Image copyright Cate McCurry/PA
Image caption Assistant Commissioner Pat Leahy (left) and Supt Brian Daly appealed for information on the murders

But he made a direct appeal to young people across the Republic of Ireland to stay clear of the illegal drugs trade.

"One of the outcomes of this is that you don't get to live a full life," he said.

"Low-level dealing is enough to have your life taken at a young age."

Mr Leahy agreed with suggestions that a younger generation were getting involved in drug dealing due to a "vacuum" created by the Hutch-Kinahan gang feud, which has cost several lives since 2015.

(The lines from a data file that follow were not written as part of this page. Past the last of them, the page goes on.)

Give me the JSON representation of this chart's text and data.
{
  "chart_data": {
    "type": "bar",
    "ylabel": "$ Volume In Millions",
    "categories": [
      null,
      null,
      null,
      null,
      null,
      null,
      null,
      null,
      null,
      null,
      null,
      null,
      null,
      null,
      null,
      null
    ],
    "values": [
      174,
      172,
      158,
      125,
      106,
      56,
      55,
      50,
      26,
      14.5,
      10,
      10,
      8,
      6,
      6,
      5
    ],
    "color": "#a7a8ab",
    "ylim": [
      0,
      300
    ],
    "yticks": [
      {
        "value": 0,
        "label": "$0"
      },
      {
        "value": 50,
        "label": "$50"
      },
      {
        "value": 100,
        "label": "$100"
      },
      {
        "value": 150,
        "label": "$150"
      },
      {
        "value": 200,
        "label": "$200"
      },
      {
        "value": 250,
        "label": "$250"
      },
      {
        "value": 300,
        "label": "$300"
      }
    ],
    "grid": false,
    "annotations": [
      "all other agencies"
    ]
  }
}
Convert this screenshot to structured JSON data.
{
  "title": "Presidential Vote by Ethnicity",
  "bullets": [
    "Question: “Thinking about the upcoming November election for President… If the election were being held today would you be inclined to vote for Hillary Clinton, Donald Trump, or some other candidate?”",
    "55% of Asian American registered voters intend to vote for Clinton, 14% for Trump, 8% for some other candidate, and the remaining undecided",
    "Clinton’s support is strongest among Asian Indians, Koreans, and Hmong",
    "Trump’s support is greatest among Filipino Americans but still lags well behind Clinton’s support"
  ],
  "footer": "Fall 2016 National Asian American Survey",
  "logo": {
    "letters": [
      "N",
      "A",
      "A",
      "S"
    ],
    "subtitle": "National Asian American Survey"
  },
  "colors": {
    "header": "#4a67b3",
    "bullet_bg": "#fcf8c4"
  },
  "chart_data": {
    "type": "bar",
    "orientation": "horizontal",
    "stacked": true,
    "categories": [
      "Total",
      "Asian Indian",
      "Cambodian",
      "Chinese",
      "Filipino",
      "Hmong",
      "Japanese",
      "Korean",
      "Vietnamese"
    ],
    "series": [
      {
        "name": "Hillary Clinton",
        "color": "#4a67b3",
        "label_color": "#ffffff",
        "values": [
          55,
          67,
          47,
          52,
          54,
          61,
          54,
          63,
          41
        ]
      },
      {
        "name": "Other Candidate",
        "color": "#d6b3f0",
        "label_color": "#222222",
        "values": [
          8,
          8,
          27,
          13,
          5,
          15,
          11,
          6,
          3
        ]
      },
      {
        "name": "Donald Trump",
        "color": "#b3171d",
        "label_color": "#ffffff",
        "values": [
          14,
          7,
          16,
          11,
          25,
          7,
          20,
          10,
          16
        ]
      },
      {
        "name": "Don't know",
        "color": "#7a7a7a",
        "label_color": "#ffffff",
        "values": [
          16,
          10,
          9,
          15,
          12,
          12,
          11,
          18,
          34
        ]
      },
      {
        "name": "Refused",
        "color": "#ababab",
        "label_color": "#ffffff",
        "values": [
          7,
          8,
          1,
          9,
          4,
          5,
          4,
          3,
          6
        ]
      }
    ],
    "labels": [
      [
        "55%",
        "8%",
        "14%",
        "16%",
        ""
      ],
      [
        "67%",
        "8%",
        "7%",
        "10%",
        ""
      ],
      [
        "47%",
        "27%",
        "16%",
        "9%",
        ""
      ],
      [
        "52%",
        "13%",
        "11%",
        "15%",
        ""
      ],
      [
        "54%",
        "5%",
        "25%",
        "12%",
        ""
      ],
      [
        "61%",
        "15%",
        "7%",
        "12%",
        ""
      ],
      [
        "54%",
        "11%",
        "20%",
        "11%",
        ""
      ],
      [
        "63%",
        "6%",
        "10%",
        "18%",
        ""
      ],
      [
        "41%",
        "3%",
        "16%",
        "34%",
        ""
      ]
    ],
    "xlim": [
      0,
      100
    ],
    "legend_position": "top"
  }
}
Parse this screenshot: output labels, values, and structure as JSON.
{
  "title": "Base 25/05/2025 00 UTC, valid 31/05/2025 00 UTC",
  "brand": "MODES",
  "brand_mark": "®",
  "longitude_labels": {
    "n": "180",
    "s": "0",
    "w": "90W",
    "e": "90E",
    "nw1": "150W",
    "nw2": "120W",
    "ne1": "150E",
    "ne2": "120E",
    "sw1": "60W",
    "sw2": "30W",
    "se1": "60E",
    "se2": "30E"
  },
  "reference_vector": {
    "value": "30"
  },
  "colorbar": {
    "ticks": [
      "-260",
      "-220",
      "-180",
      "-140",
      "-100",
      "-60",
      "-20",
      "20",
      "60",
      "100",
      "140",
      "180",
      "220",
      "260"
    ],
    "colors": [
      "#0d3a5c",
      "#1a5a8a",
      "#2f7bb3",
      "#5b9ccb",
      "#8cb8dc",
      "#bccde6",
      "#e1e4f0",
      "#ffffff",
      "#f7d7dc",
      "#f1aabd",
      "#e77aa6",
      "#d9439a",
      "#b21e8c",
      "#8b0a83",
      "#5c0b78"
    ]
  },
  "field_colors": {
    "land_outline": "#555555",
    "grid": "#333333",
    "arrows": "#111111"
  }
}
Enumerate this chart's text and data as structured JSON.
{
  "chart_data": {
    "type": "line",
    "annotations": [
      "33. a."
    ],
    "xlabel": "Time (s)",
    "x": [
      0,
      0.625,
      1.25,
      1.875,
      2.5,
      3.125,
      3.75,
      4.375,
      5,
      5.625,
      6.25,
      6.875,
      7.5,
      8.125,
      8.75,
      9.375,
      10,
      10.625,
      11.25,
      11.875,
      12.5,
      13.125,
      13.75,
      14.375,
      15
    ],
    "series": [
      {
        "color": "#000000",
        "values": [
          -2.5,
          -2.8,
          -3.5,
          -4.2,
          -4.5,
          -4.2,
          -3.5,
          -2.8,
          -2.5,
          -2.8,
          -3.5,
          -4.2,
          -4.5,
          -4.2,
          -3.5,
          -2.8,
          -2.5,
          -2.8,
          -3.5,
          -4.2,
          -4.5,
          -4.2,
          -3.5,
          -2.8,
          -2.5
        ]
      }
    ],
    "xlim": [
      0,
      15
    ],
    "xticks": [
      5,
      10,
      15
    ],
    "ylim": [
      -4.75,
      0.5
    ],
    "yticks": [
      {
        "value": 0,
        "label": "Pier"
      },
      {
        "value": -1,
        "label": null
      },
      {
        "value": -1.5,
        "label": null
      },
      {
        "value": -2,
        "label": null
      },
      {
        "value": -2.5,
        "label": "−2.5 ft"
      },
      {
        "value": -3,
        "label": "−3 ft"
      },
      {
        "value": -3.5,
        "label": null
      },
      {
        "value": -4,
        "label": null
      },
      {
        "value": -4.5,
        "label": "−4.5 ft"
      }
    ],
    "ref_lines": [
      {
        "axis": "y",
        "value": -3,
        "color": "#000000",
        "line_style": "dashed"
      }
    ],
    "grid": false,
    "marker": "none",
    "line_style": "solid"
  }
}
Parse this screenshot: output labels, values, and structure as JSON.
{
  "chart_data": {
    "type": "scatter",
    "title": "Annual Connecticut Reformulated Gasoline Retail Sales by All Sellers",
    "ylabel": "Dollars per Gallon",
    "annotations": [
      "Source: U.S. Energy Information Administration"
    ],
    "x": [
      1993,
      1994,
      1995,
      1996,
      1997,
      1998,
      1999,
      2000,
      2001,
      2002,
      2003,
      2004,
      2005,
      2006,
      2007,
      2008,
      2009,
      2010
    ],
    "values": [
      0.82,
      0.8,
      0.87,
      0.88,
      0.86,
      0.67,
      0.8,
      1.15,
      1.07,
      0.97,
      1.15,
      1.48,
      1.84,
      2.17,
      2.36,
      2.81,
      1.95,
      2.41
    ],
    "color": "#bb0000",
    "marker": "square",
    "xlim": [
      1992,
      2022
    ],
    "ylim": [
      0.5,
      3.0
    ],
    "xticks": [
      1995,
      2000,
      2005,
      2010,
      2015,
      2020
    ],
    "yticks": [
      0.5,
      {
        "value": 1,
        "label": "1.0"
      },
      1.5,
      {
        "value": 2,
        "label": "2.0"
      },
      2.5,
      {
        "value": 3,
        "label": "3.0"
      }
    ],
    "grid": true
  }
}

"It's certainly a possible outcome as we know we have been dealing with a serious feud that has strong international links," he said.

"Lots of the people involved in the top tier have been convicted of murder and attempted murder around that feud and a lot of them have left the country and perhaps left a bit of a void in terms of who's going to continue the trade, so we do see young people getting involved in that vacuum that has been created."

Witness appeals

Mr Davis was reportedly shot after he was approached by a lone gunman on a red mountain bike.

Mr Leahy told journalists that the mountain bike had been seen in the Darndale area in the days and hours preceding the murder and he appealed for more information.

In respect of Mr Little's murder, he said detectives need the public's help as they do not yet know if a car involved in the shooting travelled north or south from the M1.

"If you have a dash cam in your car or if you were out there between 10pm and midnight, please we'd like to hear from you," the officer said.

"Anybody driving north or south on the M1 over that period, we'd like to hear from you, please come forward."

Image copyright RTÉ
Image caption Seán Little's body was found beside a burning car on Tuesday night

Irish national broadcaster RTÉ reported that Mr Little was an associate of the leader of a Finglas-based organised crime gang involved in a feud with a Blanchardstown drugs gang.

It claimed he also had close links to the Kinahan gang.

John Mooney, the security editor of the Sunday Times, told BBC Radio Ulster: "There are so many feuds under way in the Dublin region and surrounding towns that in some circumstances, not all it should be said, police officers are having huge difficulties containing them."